Intercity Transit recently received one of 13 Smart Communities Awards. The award, presented to the Intercity Transit Authority (the Authority) by Mark Barkley, Assistant Director with the Washington State Department of Commerce, on August 7, 2019, recognizes the agency’s and its many partners’ efforts to design and deliver transit services desired by the community.

Intercity Transit’s two-year ‘IT Road Trip’ was launched in response to anticipated budget shortfalls and potential service cuts. In response, the Authority sought input from constituents living within the Public Transportation Benefit Area to determine the type of transit system they wanted to see in the future. During the first phase of community engagement, over 10,000 individual comments were recorded.

Based on that input, along with a rigorous technical assessment of system performance and needs, a public-private task force made up of representatives from Thurston County, the cities of Lacey, Olympia, Tumwater, and Yelm, the Thurston Economic Development Council, Thurston Regional Planning Council, Washington State Department of Enterprise Services, Thurston County Chamber of Commerce, The Evergreen State College, South Puget Sound Community College, the Olympia Downtown Association, North Thurston School District, and the Pacific Mountain Workforce Development Council identified three scenarios for the transit agency’s future.

During the second round of community outreach, surveys and polling showed a majority of residents supported implementing a transformational public transportation system in Thurston County. This support was later confirmed with the passage of Intercity Transit Proposition 1 in November 2018 with 66 percent support overall.

“We are honored to be recognized for the work we did to create a plan to provide a public transit system that is consistent with what the community said it wants,” said Ann Freeman-Manzanares, Intercity Transit’s General Manager. “We are already responding by expanding our services. In doing so, we are helping our partners meet their goals of expanding economic and educational opportunities while reducing congestion.”

In the last year, the transit agency has increased service hours by 20 percent by adding earlier and later trips on local routes and significantly increasing weekend service, including a 63 percent increase in Sunday service last March.

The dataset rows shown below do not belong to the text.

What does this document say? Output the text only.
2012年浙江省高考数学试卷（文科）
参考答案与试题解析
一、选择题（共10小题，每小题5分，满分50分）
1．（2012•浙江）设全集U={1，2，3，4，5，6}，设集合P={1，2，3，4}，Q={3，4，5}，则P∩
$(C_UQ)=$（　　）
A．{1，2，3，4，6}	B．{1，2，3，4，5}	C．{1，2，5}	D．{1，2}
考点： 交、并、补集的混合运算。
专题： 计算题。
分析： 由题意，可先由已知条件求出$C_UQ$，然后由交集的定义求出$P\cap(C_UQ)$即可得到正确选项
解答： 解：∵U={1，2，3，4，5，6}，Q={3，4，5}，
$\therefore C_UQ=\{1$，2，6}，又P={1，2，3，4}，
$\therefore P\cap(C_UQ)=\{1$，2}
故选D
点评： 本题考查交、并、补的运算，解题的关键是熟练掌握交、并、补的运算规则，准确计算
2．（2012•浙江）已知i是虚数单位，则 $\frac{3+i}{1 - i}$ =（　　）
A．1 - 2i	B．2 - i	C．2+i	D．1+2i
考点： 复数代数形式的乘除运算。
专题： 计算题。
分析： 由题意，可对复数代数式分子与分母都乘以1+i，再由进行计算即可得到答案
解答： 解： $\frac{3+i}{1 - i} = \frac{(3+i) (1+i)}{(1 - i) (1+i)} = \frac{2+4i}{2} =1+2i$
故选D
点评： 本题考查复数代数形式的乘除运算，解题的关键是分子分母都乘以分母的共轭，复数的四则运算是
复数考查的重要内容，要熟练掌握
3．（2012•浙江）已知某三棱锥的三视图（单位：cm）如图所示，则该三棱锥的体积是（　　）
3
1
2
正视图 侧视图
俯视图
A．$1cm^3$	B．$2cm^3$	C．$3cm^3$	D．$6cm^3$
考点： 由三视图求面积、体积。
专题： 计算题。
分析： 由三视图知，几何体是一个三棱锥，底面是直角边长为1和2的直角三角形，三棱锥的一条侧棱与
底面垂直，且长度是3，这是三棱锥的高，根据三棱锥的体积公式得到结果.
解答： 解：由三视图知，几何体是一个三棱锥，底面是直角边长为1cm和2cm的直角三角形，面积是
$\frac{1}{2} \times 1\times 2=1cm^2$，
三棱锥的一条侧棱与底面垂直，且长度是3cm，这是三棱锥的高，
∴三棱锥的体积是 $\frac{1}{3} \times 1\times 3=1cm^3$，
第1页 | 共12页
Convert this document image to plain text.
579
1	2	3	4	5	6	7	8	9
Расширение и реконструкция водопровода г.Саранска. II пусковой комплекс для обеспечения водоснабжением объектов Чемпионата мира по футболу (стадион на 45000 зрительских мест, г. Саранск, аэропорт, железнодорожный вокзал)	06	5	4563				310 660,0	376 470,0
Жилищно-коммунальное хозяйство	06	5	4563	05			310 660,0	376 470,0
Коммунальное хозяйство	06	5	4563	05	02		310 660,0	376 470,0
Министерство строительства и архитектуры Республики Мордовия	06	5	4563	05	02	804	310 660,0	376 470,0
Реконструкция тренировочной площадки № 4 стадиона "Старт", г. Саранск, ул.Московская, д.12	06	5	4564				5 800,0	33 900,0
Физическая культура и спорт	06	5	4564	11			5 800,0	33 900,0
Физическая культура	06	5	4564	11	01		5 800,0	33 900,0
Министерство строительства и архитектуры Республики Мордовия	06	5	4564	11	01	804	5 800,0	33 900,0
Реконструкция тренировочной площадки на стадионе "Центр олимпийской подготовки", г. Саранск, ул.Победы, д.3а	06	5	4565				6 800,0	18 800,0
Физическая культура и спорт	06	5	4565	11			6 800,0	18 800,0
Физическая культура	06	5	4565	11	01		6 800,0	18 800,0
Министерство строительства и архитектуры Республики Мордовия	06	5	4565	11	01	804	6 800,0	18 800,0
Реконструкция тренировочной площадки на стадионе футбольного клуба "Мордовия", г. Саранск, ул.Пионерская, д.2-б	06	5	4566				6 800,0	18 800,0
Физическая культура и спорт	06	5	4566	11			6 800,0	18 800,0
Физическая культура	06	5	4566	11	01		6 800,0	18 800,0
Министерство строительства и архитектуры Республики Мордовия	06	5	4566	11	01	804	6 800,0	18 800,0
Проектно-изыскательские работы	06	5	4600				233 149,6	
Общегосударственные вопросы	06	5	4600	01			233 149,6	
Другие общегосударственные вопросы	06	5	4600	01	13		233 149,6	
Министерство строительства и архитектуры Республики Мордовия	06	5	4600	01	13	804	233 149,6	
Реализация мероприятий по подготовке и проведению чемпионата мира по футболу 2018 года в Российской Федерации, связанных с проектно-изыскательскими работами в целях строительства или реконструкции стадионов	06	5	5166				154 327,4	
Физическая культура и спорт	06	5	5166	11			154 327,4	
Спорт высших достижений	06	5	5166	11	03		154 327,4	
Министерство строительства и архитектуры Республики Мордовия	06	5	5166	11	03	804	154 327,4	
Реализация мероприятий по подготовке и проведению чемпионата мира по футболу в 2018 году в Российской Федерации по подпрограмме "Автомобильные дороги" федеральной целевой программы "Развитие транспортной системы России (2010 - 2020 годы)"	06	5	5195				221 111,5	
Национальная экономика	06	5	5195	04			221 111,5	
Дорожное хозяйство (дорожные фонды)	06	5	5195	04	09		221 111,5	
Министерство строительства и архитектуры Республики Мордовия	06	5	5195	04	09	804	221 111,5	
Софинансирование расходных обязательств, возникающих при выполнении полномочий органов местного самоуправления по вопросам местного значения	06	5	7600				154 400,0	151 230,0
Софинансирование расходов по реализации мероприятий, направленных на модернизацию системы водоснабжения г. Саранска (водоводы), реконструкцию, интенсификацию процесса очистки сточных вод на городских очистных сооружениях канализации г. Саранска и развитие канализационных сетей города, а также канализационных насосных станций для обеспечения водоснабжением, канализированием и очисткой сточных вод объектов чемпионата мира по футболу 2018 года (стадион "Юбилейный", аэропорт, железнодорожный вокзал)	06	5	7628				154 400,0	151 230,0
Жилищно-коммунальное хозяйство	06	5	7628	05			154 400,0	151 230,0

The agency recently modified service to better serve northeast Lacey and will extend an additional new route into the northeast Lacey area in March 2020. This fall a new demonstration route will begin that will cut bus travel times on the busy Martin Way and Harrison Avenue corridor in half. This ‘high-performance corridor,’ route will operate initially during morning and evening peak rider hours every 15 minutes. Funding for this new service comes from a Regional Mobility Grant award funded by Washington State Department of Transportation.